Léo FOURDRINIER 

Vues de l'exposition Harmonie et Désir, pal project, Paris, 2023
Avec Curtis Kulig, Aristide Maillol, Yves Scherer
Commissariat Léo Fourdrinier
Crédit photos Romain Darnaud, Quentin Croisard
 
 
Texte de Léo Fourdrinier
 

L’exposition « Harmonie et Désir » réunit dans l’espace éthéré de pal project les œuvres de Curtis Kulig, Aristide Maillol et Yves Scherer, et évoque avec douceur une fascination pour la mécanique des corps, le désir d’être aimé, de l’être aimé(e). Sur le duvet cotonneux qui recouvre le sol de la galerie, les figures voluptueuses de Yves Scherer côtoient les chefs-d’œuvre de Maillol, d’un siècle leurs ainés. Ces corps sont surplombés de touches colorées, tendres et figées, émanant des peintures de Curtis Kulig.

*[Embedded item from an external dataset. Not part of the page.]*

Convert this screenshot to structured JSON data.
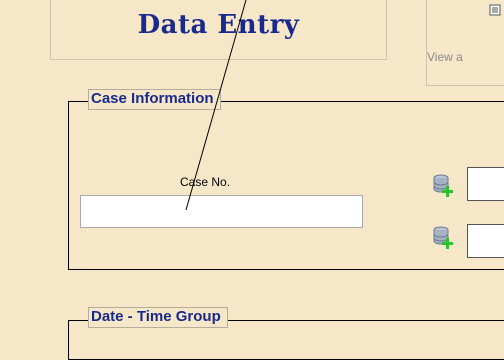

Les peintures à l’huile de Curtis Kulig évoquent la façon dont le monde suit son propre rythme et l’enjeu d'être en phase avec lui. Ses natures mortes de grand format présentent un groupe de différentes espèces de fleurs que l'on peut trouver dans l'État américain dont l’artiste est originaire, le Dakota du Nord. Cette région, qui tire son nom des tribus indigènes Sioux qui ont été chassées du territoire, a fait fortune grâce à la richesse des ressources naturelles - l'extraction et la production de pétrole en particulier. Les compositions de Curtis combinent des fleurs simples qui sont maintenant disposées dans de petits vases en verre avec d'autres fruits et objets de table. Éclairées par des lampes de scène, elles projettent une ombre forte sur les grandes plaines de toile pastel qui les entourent, renforçant leur fragilité. Peintes dans des couleurs sourdes, ces fleurs dégagent une certaine nostalgie et une certaine émotion. Capturées sur la toile, leur mort lente est arrêtée à ce moment précis pour toujours, une allusion à la vie et au mouvement qui se dégage des choses, mêmes inanimées. Dans une autre série le rapport au texte, presque tragique (Death dœsn’t want me; I'm Near you now; Love me) offre théâtralement à l’artiste un souffle, passionné et intime : une incarnation poétique qui tend vers l’universalité.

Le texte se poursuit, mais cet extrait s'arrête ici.